The Cambridge Theologians have been heatedly accused of destroying what they would seek to rebuild, and their critics within the church include the current Archbishop of Canterbury, the Most Rev. Michael Ramsey. Instead of presenting a faith for modern man, argue their opponents, Vidler and his friends are merely resurrecting a rationalized blend of old, odd heresies. To Dr. Eric Mascall of London University, the Cambridge group has too often ignored the wisdom contained in church tradition, and have often ended up by grappling with secondary problems in a shallow way.

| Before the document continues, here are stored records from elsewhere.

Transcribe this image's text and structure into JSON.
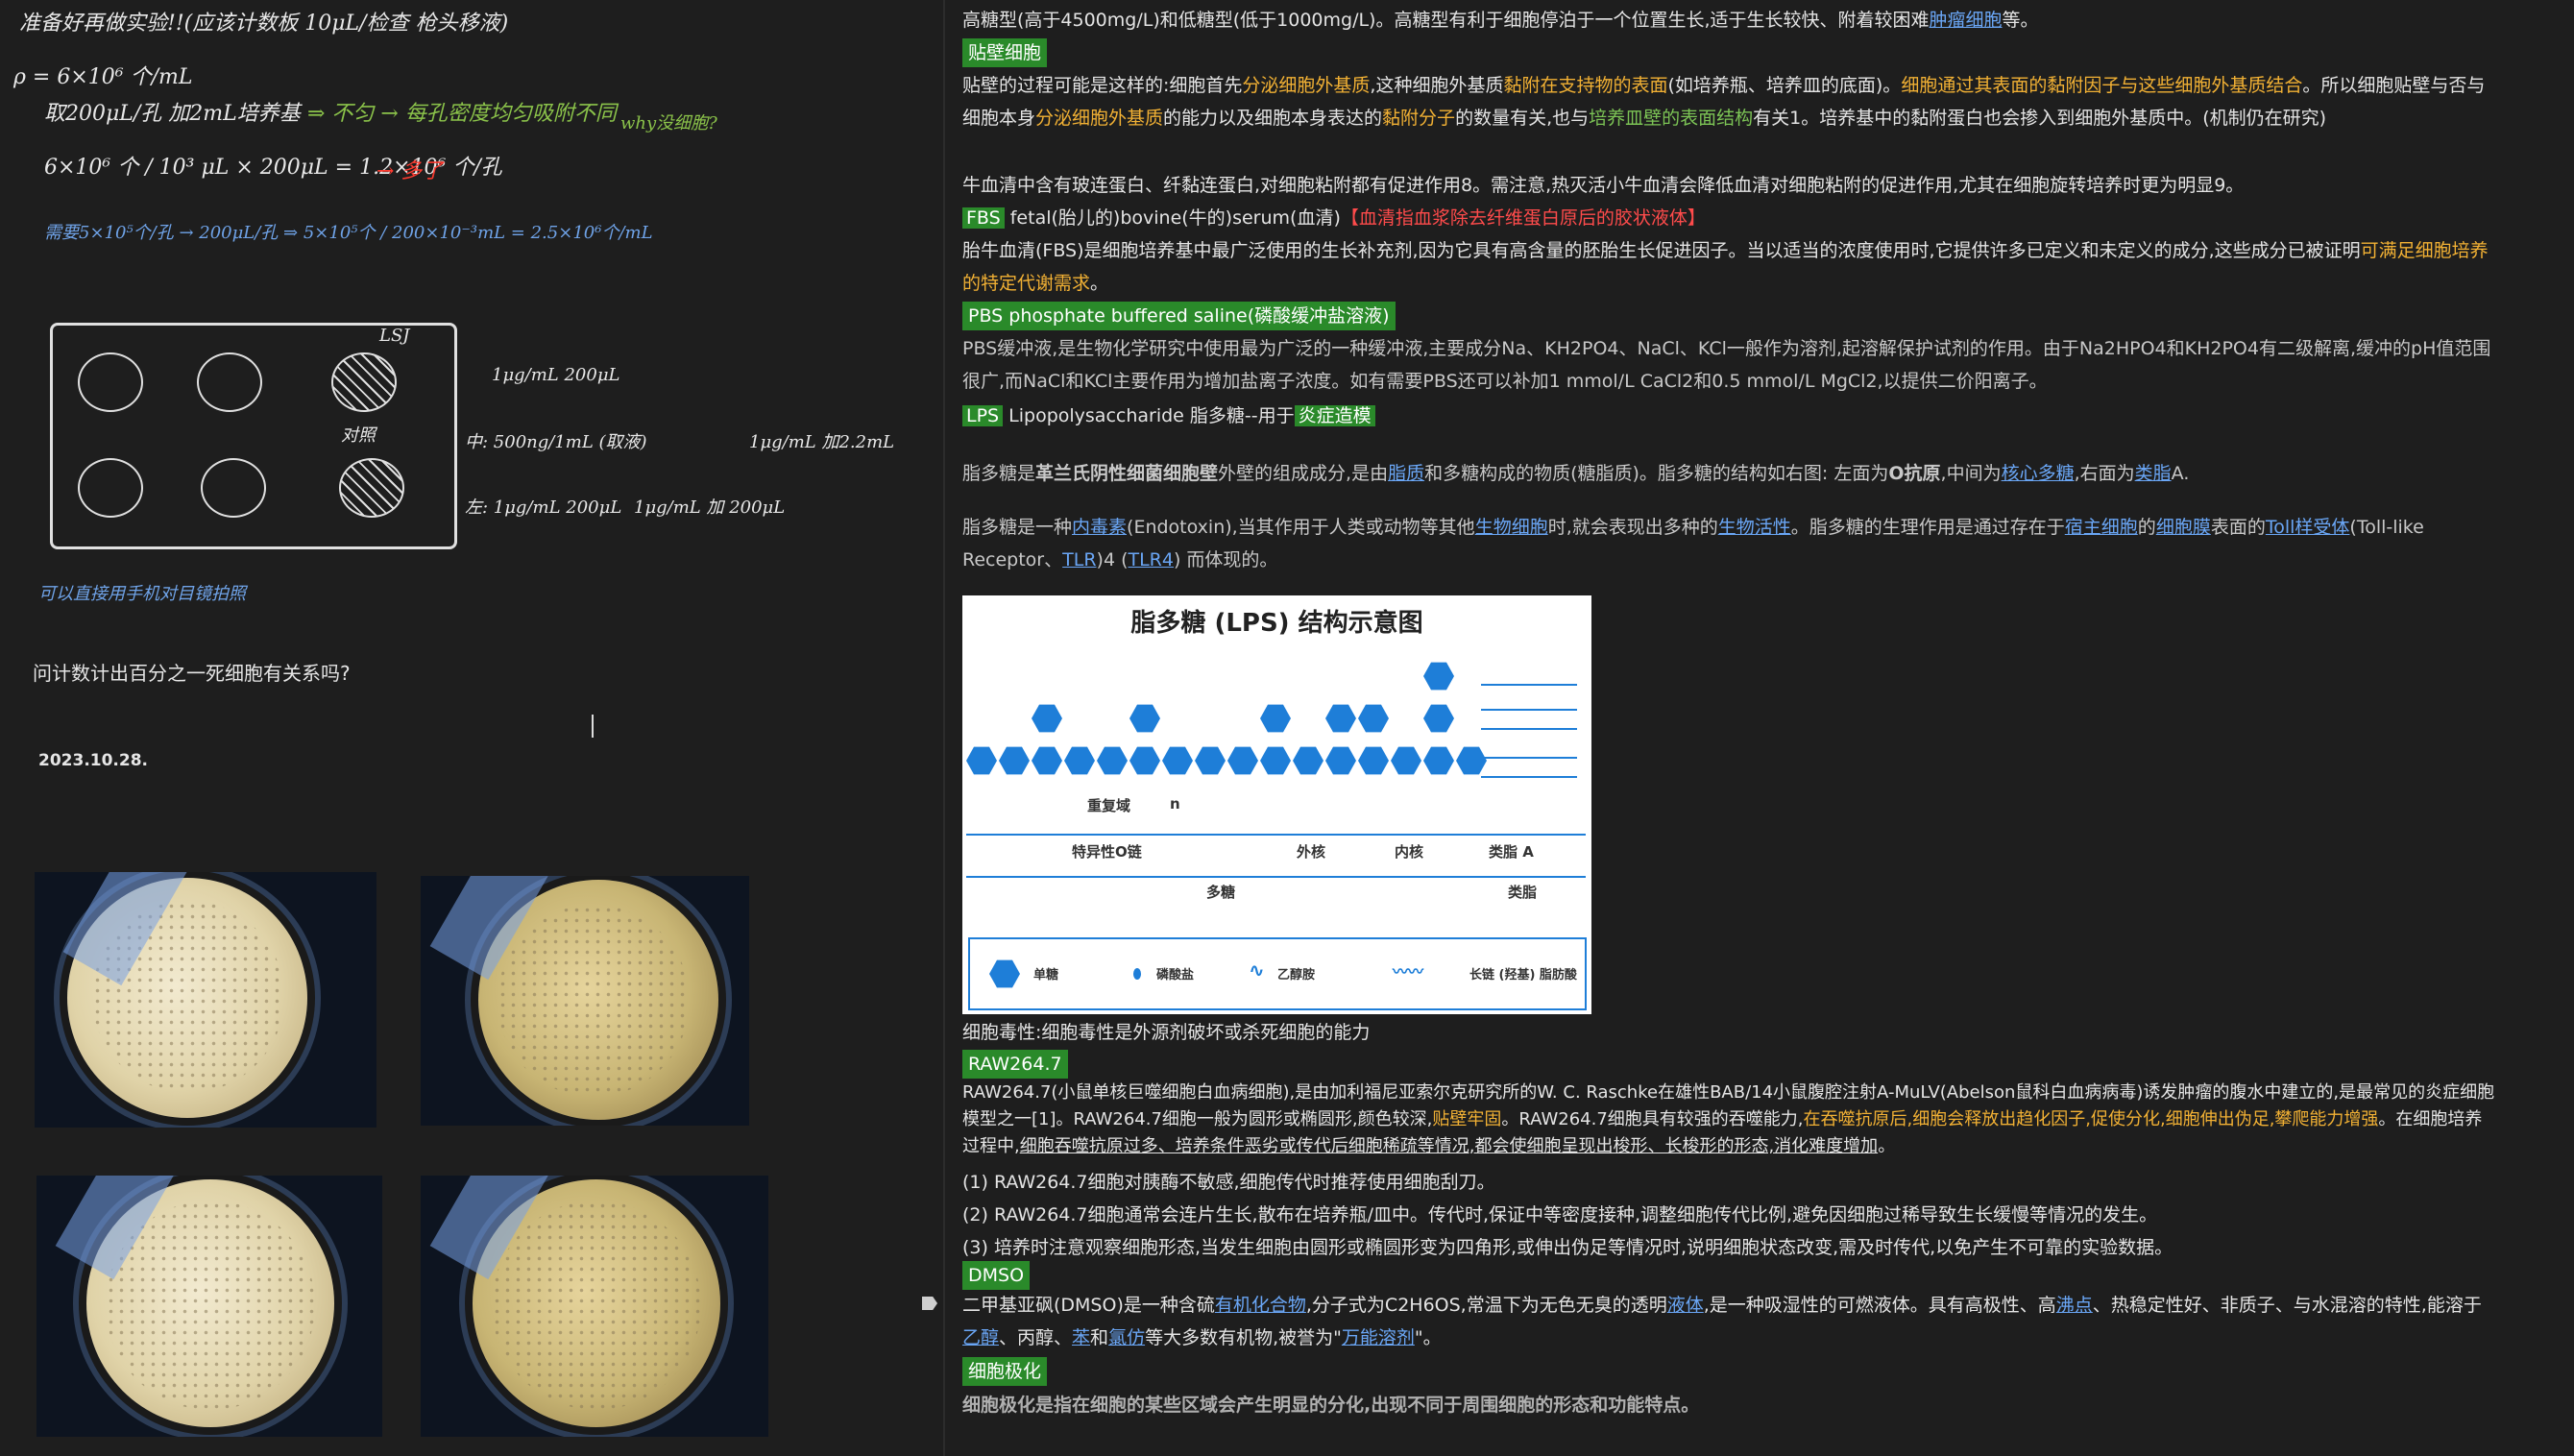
{
  "notes": {
    "line1": "准备好再做实验!!(应该计数板 10μL/检查 枪头移液)",
    "line2": "ρ = 6×10⁶ 个/mL",
    "line3a": "取200μL/孔 加2mL培养基",
    "line3b": "⇒ 不匀 → 每孔密度均匀吸附不同",
    "line3c": "why没细胞?",
    "line4a": "6×10⁶ 个 / 10³ μL × 200μL = 1.2×10⁶ 个/孔",
    "line4b": "→ 多了",
    "line5": "需要5×10⁵个/孔 → 200μL/孔 ⇒ 5×10⁵个 / 200×10⁻³mL = 2.5×10⁶个/mL",
    "plate_label": "LSJ",
    "plate_note": "对照",
    "right1": "1μg/mL   200μL",
    "right2": "中: 500ng/1mL (取液)",
    "right3": "1μg/mL 加2.2mL",
    "right4": "左: 1μg/mL 200μL",
    "right5": "1μg/mL 加 200μL",
    "bottom_note": "可以直接用手机对目镜拍照",
    "question": "问计数计出百分之一死细胞有关系吗?",
    "date": "2023.10.28."
  },
  "doc": {
    "p1": "高糖型(高于4500mg/L)和低糖型(低于1000mg/L)。高糖型有利于细胞停泊于一个位置生长,适于生长较快、附着较困难",
    "p1_link": "肿瘤细胞",
    "p1_end": "等。",
    "h_adherent": "贴壁细胞",
    "p2a": "贴壁的过程可能是这样的:细胞首先",
    "p2b": "分泌细胞外基质",
    "p2c": ",这种细胞外基质",
    "p2d": "黏附在支持物的表面",
    "p2e": "(如培养瓶、培养皿的底面)。",
    "p2f": "细胞通过其表面的黏附因子与这些细胞外基质结合",
    "p2g": "。所以细胞贴壁与否与细胞本身",
    "p2h": "分泌细胞外基质",
    "p2i": "的能力以及细胞本身表达的",
    "p2j": "黏附分子",
    "p2k": "的数量有关,也与",
    "p2l": "培养皿壁的表面结构",
    "p2m": "有关1。培养基中的黏附蛋白也会掺入到细胞外基质中。(机制仍在研究)",
    "p3": "牛血清中含有玻连蛋白、纤黏连蛋白,对细胞粘附都有促进作用8。需注意,热灭活小牛血清会降低血清对细胞粘附的促进作用,尤其在细胞旋转培养时更为明显9。",
    "h_fbs": "FBS",
    "fbs_title": " fetal(胎儿的)bovine(牛的)serum(血清)",
    "fbs_note": "【血清指血浆除去纤维蛋白原后的胶状液体】",
    "p4a": "胎牛血清(FBS)是细胞培养基中最广泛使用的生长补充剂,因为它具有高含量的胚胎生长促进因子。当以适当的浓度使用时,它提供许多已定义和未定义的成分,这些成分已被证明",
    "p4b": "可满足细胞培养的特定代谢需求",
    "p4c": "。",
    "h_pbs": "PBS phosphate buffered saline(磷酸缓冲盐溶液)",
    "p5": "PBS缓冲液,是生物化学研究中使用最为广泛的一种缓冲液,主要成分Na、KH2PO4、NaCl、KCl一般作为溶剂,起溶解保护试剂的作用。由于Na2HPO4和KH2PO4有二级解离,缓冲的pH值范围很广,而NaCl和KCl主要作用为增加盐离子浓度。如有需要PBS还可以补加1 mmol/L CaCl2和0.5 mmol/L MgCl2,以提供二价阳离子。",
    "h_lps": "LPS",
    "lps_title": " Lipopolysaccharide 脂多糖--用于",
    "lps_model": "炎症造模",
    "p6a": "脂多糖是",
    "p6b": "革兰氏阴性细菌细胞壁",
    "p6c": "外壁的组成成分,是由",
    "p6d": "脂质",
    "p6e": "和多糖构成的物质(糖脂质)。脂多糖的结构如右图: 左面为",
    "p6f": "O抗原",
    "p6g": ",中间为",
    "p6h": "核心多糖",
    "p6i": ",右面为",
    "p6j": "类脂",
    "p6k": "A.",
    "p7a": "脂多糖是一种",
    "p7b": "内毒素",
    "p7c": "(Endotoxin),当其作用于人类或动物等其他",
    "p7d": "生物细胞",
    "p7e": "时,就会表现出多种的",
    "p7f": "生物活性",
    "p7g": "。脂多糖的生理作用是通过存在于",
    "p7h": "宿主细胞",
    "p7i": "的",
    "p7j": "细胞膜",
    "p7k": "表面的",
    "p7l": "Toll样受体",
    "p7m": "(Toll-like Receptor、",
    "p7n": "TLR",
    "p7o": ")4 (",
    "p7p": "TLR4",
    "p7q": ") 而体现的。",
    "diagram": {
      "title": "脂多糖 (LPS) 结构示意图",
      "repeat": "重复域",
      "n": "n",
      "o_chain": "特异性O链",
      "outer_core": "外核",
      "inner_core": "内核",
      "lipid_a": "类脂 A",
      "polysaccharide": "多糖",
      "lipid": "类脂",
      "legend_mono": "单糖",
      "legend_phosphate": "磷酸盐",
      "legend_ethanolamine": "乙醇胺",
      "legend_chain": "长链 (羟基) 脂肪酸"
    },
    "p8": "细胞毒性:细胞毒性是外源剂破坏或杀死细胞的能力",
    "h_raw": "RAW264.7",
    "p9a": "RAW264.7(小鼠单核巨噬细胞白血病细胞),是由加利福尼亚索尔克研究所的W. C. Raschke在雄性BAB/14小鼠腹腔注射A-MuLV(Abelson鼠科白血病病毒)诱发肿瘤的腹水中建立的,是最常见的炎症细胞模型之一[1]。RAW264.7细胞一般为圆形或椭圆形,颜色较深,",
    "p9b": "贴壁牢固",
    "p9c": "。RAW264.7细胞具有较强的吞噬能力,",
    "p9d": "在吞噬抗原后,细胞会释放出趋化因子,促使分化,细胞伸出伪足,攀爬能力增强",
    "p9e": "。在细胞培养过程中,",
    "p9f": "细胞吞噬抗原过多、培养条件恶劣或传代后细胞稀疏等情况,都会使细胞呈现出梭形、长梭形的形态,消化难度增加",
    "p9g": "。",
    "l1": "(1) RAW264.7细胞对胰酶不敏感,细胞传代时推荐使用细胞刮刀。",
    "l2": "(2) RAW264.7细胞通常会连片生长,散布在培养瓶/皿中。传代时,保证中等密度接种,调整细胞传代比例,避免因细胞过稀导致生长缓慢等情况的发生。",
    "l3": "(3) 培养时注意观察细胞形态,当发生细胞由圆形或椭圆形变为四角形,或伸出伪足等情况时,说明细胞状态改变,需及时传代,以免产生不可靠的实验数据。",
    "h_dmso": "DMSO",
    "p10a": "二甲基亚砜(DMSO)是一种含硫",
    "p10b": "有机化合物",
    "p10c": ",分子式为C2H6OS,常温下为无色无臭的透明",
    "p10d": "液体",
    "p10e": ",是一种吸湿性的可燃液体。具有高极性、高",
    "p10f": "沸点",
    "p10g": "、热稳定性好、非质子、与水混溶的特性,能溶于",
    "p10h": "乙醇",
    "p10i": "、丙醇、",
    "p10j": "苯",
    "p10k": "和",
    "p10l": "氯仿",
    "p10m": "等大多数有机物,被誉为\"",
    "p10n": "万能溶剂",
    "p10o": "\"。",
    "h_polar": "细胞极化",
    "p11": "细胞极化是指在细胞的某些区域会产生明显的分化,出现不同于周围细胞的形态和功能特点。"
  }
}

The Cambridge Theologians are the first to admit that they have no new faith to put forward, and no solutions to present dogmatically. But they also believe that the church cannot go on as an institution marked by chattering parsons, dreary hymns and "an incomparably un-Christian liturgy." It can only survive by asking, and answering, radical questions--much as did Christians of an earlier age, who are commemorated in the Anglican hymn:

They wrestled hard, as we do now With sins, and doubts and fears.